Asthma is a major cause of disability, healthcare services utilisation, work absence and quality of life impairment.1–3 Asthma management aims to achieve good symptom control, minimise exacerbations and reduce side effects.4 Although the majority of asthma patients can be effectively controlled, a substantial subset remains uncontrolled despite being offered optimal therapy.4

Poor adherence to treatment is one of the most common causes of poor control and is widely reported in patients with all severities of asthma.5 Improving adherence can significantly reduce the disease burden.
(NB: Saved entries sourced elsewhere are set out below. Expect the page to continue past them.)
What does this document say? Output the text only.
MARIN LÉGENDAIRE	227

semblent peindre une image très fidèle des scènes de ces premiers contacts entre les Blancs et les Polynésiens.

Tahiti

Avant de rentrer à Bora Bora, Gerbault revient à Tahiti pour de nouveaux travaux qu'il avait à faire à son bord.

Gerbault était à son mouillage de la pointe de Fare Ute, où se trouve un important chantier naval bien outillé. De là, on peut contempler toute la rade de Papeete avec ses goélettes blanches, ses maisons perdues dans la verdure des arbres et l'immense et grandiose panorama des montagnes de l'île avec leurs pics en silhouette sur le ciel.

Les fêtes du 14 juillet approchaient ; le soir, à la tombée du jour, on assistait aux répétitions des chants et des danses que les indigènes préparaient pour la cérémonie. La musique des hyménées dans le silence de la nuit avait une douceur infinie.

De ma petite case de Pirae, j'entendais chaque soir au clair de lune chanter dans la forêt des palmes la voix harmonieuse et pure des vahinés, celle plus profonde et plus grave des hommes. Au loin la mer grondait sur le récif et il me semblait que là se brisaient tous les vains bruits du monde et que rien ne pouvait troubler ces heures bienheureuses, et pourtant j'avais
Yet, the biggest challenge facing physicians, pharmacists and nurses treating patients with asthma is finding a way to ensure good adherence.6 While elements of adherence, such as moment of inhalation, have been studied,7–10 intervention studies of adherence to treatment between clinic visits, in daily life, including the vital domain of how devices are used are limited.11

Complete adherence for inhaled medications has two components: (1) ‘implementation and persistence’ and (2) inhaler technique.12 Implementation and persistence in this context is the extent to which an individual uses the medication at the directed times for a chronic period. This can be measured using self-reported patient diaries, which are prone to reporting bias, or more accurately using electronic inhaler monitors.13 Studies with these electronic devices show that persistence with treatment is relatively poor, but this may be improved by educational interventions. A recent UK study showed that average persistence for children with asthma was 49% for those who were monitored but received no reminders, and 70% for those who received reminders to take their treatment.14 However, while the number of inhalations taken improved, asthma control did not improve, likely due to lack of inhaler technique improvement. While inhaler technique is regularly checked, in mostly primary care clinic visits, this aspect of adherence is much more difficult to monitor remotely.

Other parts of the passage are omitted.